Business: The focus in the business section today is on Greece, where a vote of confidence will be the first step to introducing austerity measures meant to correct the financial crisis there. 

Technology: The story by Brian Stelter on the lack of anonymity on the Web makes a good point, but it hardly seems like a new one. Also of interest, check out the report on in-game advertising in the Xbox.

Science: It's heady stuff, but the lead story on scientists using worms to research neurons and the brain is a great read. And forget police sketch artists: We meet a man who sculpts busts of decomposed murder victims.

Health: The fantastic feature on the Philadelphia Museum of Art's retrospective on medical advertising will really make you think hard about those television drug ads with the fast-talking disclaimers at the end. And the slide show is just awesome.
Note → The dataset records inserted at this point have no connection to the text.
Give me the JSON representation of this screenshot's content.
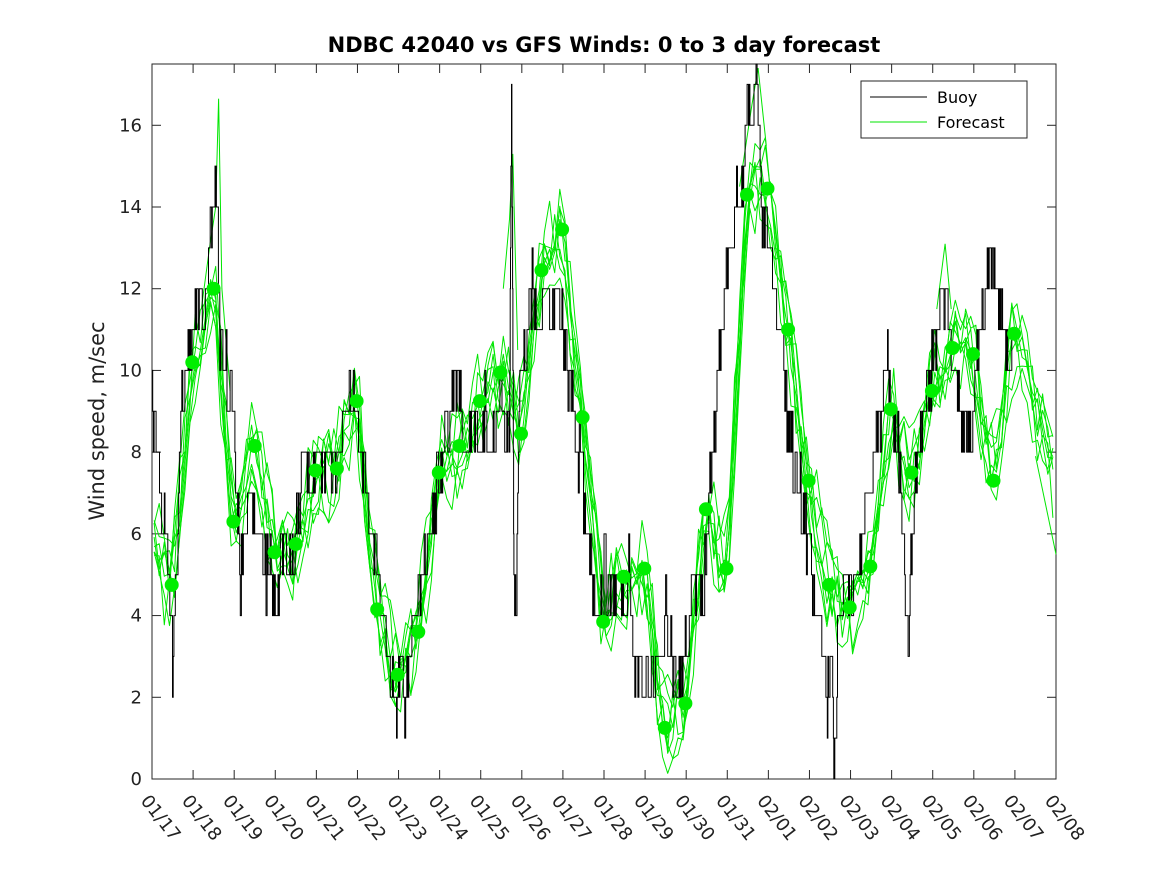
{
  "chart_data": {
    "type": "line",
    "title": "NDBC 42040 vs GFS Winds: 0 to 3 day forecast",
    "ylabel": "Wind speed, m/sec",
    "xlabel": "",
    "ylim": [
      0,
      17.5
    ],
    "yticks": [
      0,
      2,
      4,
      6,
      8,
      10,
      12,
      14,
      16
    ],
    "xlim_days": [
      0,
      22
    ],
    "x_tick_labels": [
      "01/17",
      "01/18",
      "01/19",
      "01/20",
      "01/21",
      "01/22",
      "01/23",
      "01/24",
      "01/25",
      "01/26",
      "01/27",
      "01/28",
      "01/29",
      "01/30",
      "01/31",
      "02/01",
      "02/02",
      "02/03",
      "02/04",
      "02/05",
      "02/06",
      "02/07",
      "02/08"
    ],
    "legend": {
      "position": "top-right",
      "entries": [
        "Buoy",
        "Forecast"
      ]
    },
    "colors": {
      "buoy": "#000000",
      "forecast": "#00e600",
      "marker": "#00ee00"
    },
    "buoy_anchor_points": [
      [
        0.0,
        9
      ],
      [
        0.1,
        8
      ],
      [
        0.2,
        7
      ],
      [
        0.3,
        6
      ],
      [
        0.4,
        5
      ],
      [
        0.5,
        3
      ],
      [
        0.6,
        5
      ],
      [
        0.7,
        9
      ],
      [
        0.85,
        10
      ],
      [
        1.0,
        11
      ],
      [
        1.1,
        12
      ],
      [
        1.25,
        11
      ],
      [
        1.4,
        13
      ],
      [
        1.5,
        14
      ],
      [
        1.55,
        15
      ],
      [
        1.65,
        11
      ],
      [
        1.8,
        10
      ],
      [
        1.95,
        9
      ],
      [
        2.05,
        7
      ],
      [
        2.15,
        5
      ],
      [
        2.3,
        6
      ],
      [
        2.45,
        7
      ],
      [
        2.6,
        6
      ],
      [
        2.75,
        5
      ],
      [
        2.9,
        5
      ],
      [
        3.0,
        4
      ],
      [
        3.1,
        5
      ],
      [
        3.25,
        6
      ],
      [
        3.4,
        5
      ],
      [
        3.5,
        6
      ],
      [
        3.6,
        7
      ],
      [
        3.7,
        8
      ],
      [
        3.85,
        7
      ],
      [
        4.0,
        8
      ],
      [
        4.15,
        7
      ],
      [
        4.3,
        8
      ],
      [
        4.5,
        8
      ],
      [
        4.7,
        9
      ],
      [
        4.9,
        10
      ],
      [
        5.05,
        8
      ],
      [
        5.2,
        7
      ],
      [
        5.35,
        6
      ],
      [
        5.5,
        5
      ],
      [
        5.65,
        4
      ],
      [
        5.8,
        3
      ],
      [
        5.95,
        2
      ],
      [
        6.05,
        3
      ],
      [
        6.15,
        2
      ],
      [
        6.3,
        3
      ],
      [
        6.45,
        4
      ],
      [
        6.6,
        5
      ],
      [
        6.75,
        6
      ],
      [
        6.9,
        7
      ],
      [
        7.05,
        8
      ],
      [
        7.2,
        9
      ],
      [
        7.35,
        10
      ],
      [
        7.5,
        9
      ],
      [
        7.65,
        8
      ],
      [
        7.8,
        9
      ],
      [
        7.95,
        8
      ],
      [
        8.1,
        9
      ],
      [
        8.25,
        8
      ],
      [
        8.4,
        9
      ],
      [
        8.5,
        10
      ],
      [
        8.6,
        8
      ],
      [
        8.7,
        9
      ],
      [
        8.75,
        17
      ],
      [
        8.8,
        6
      ],
      [
        8.85,
        4
      ],
      [
        8.95,
        10
      ],
      [
        9.1,
        11
      ],
      [
        9.25,
        12
      ],
      [
        9.4,
        11
      ],
      [
        9.55,
        12
      ],
      [
        9.7,
        11
      ],
      [
        9.85,
        12
      ],
      [
        10.0,
        11
      ],
      [
        10.1,
        10
      ],
      [
        10.25,
        9
      ],
      [
        10.4,
        8
      ],
      [
        10.55,
        6
      ],
      [
        10.7,
        5
      ],
      [
        10.85,
        4
      ],
      [
        11.0,
        5
      ],
      [
        11.15,
        4
      ],
      [
        11.3,
        5
      ],
      [
        11.45,
        4
      ],
      [
        11.6,
        5
      ],
      [
        11.75,
        3
      ],
      [
        11.9,
        2
      ],
      [
        12.05,
        3
      ],
      [
        12.2,
        2
      ],
      [
        12.35,
        3
      ],
      [
        12.5,
        4
      ],
      [
        12.65,
        3
      ],
      [
        12.8,
        2
      ],
      [
        12.95,
        3
      ],
      [
        13.1,
        4
      ],
      [
        13.25,
        5
      ],
      [
        13.4,
        4
      ],
      [
        13.5,
        6
      ],
      [
        13.65,
        8
      ],
      [
        13.8,
        10
      ],
      [
        13.95,
        12
      ],
      [
        14.1,
        13
      ],
      [
        14.25,
        14
      ],
      [
        14.4,
        15
      ],
      [
        14.5,
        17
      ],
      [
        14.6,
        16
      ],
      [
        14.7,
        17
      ],
      [
        14.85,
        14
      ],
      [
        15.0,
        13
      ],
      [
        15.15,
        12
      ],
      [
        15.3,
        11
      ],
      [
        15.45,
        9
      ],
      [
        15.6,
        8
      ],
      [
        15.75,
        7
      ],
      [
        15.9,
        6
      ],
      [
        16.05,
        5
      ],
      [
        16.2,
        4
      ],
      [
        16.35,
        3
      ],
      [
        16.45,
        2
      ],
      [
        16.55,
        3
      ],
      [
        16.6,
        0
      ],
      [
        16.7,
        4
      ],
      [
        16.85,
        5
      ],
      [
        17.0,
        4
      ],
      [
        17.15,
        5
      ],
      [
        17.3,
        6
      ],
      [
        17.45,
        7
      ],
      [
        17.6,
        8
      ],
      [
        17.75,
        9
      ],
      [
        17.9,
        10
      ],
      [
        18.0,
        9
      ],
      [
        18.15,
        8
      ],
      [
        18.3,
        6
      ],
      [
        18.4,
        3
      ],
      [
        18.5,
        6
      ],
      [
        18.65,
        8
      ],
      [
        18.8,
        9
      ],
      [
        18.95,
        10
      ],
      [
        19.1,
        11
      ],
      [
        19.25,
        12
      ],
      [
        19.4,
        11
      ],
      [
        19.55,
        10
      ],
      [
        19.7,
        9
      ],
      [
        19.85,
        8
      ],
      [
        20.0,
        9
      ],
      [
        20.15,
        11
      ],
      [
        20.3,
        12
      ],
      [
        20.45,
        13
      ],
      [
        20.55,
        12
      ],
      [
        20.7,
        11
      ],
      [
        20.85,
        10
      ],
      [
        21.0,
        11
      ]
    ],
    "forecast_markers": [
      [
        0.48,
        4.75
      ],
      [
        0.98,
        10.2
      ],
      [
        1.5,
        12.0
      ],
      [
        1.98,
        6.3
      ],
      [
        2.5,
        8.15
      ],
      [
        2.98,
        5.55
      ],
      [
        3.5,
        5.75
      ],
      [
        3.98,
        7.55
      ],
      [
        4.5,
        7.6
      ],
      [
        4.98,
        9.25
      ],
      [
        5.48,
        4.15
      ],
      [
        5.98,
        2.55
      ],
      [
        6.48,
        3.6
      ],
      [
        6.98,
        7.5
      ],
      [
        7.48,
        8.15
      ],
      [
        7.98,
        9.25
      ],
      [
        8.48,
        9.95
      ],
      [
        8.98,
        8.45
      ],
      [
        9.48,
        12.45
      ],
      [
        9.98,
        13.45
      ],
      [
        10.48,
        8.85
      ],
      [
        10.98,
        3.85
      ],
      [
        11.48,
        4.95
      ],
      [
        11.98,
        5.15
      ],
      [
        12.48,
        1.25
      ],
      [
        12.98,
        1.85
      ],
      [
        13.48,
        6.6
      ],
      [
        13.98,
        5.15
      ],
      [
        14.48,
        14.3
      ],
      [
        14.98,
        14.45
      ],
      [
        15.48,
        11.0
      ],
      [
        15.98,
        7.3
      ],
      [
        16.48,
        4.75
      ],
      [
        16.98,
        4.2
      ],
      [
        17.48,
        5.2
      ],
      [
        17.98,
        9.05
      ],
      [
        18.48,
        7.5
      ],
      [
        18.98,
        9.5
      ],
      [
        19.48,
        10.55
      ],
      [
        19.98,
        10.4
      ],
      [
        20.48,
        7.3
      ],
      [
        20.98,
        10.9
      ]
    ],
    "forecast_peak_overlay": [
      [
        1.2,
        11.5
      ],
      [
        1.4,
        13
      ],
      [
        1.55,
        14
      ],
      [
        1.62,
        16.65
      ],
      [
        1.7,
        12
      ],
      [
        1.9,
        9.5
      ],
      [
        8.55,
        12
      ],
      [
        8.7,
        13.7
      ],
      [
        8.78,
        15.3
      ],
      [
        8.9,
        10.5
      ],
      [
        14.3,
        14.5
      ],
      [
        14.6,
        16.5
      ],
      [
        14.75,
        17.4
      ],
      [
        14.95,
        15.5
      ],
      [
        19.1,
        11.5
      ],
      [
        19.3,
        13.1
      ],
      [
        19.45,
        11.5
      ],
      [
        21.5,
        7.9
      ],
      [
        22.0,
        5.5
      ]
    ]
  }
}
Also, runners will be interested in this debunker of the famed 10 percent rule.

Sports: The big news, on Jack Warner's resignation as the head of FIFA, gets a big story that provides plenty of background on the polarizing international sports figure. 

Opinion: In the lead op-ed, Dan Ackerman argues that the legal manipulations behind what he calls the illegal war in Libya ought to be curbed.

Arts: Meet Eva Gabrielsson, longtime companion to Steig Larsson, and then learn about her memoir on the mysterious Swedish writer.

Style: The Fashion Diary piece on Gucci and the "cottage industry" of reimagining Alfie-era Michael Cain is a good read.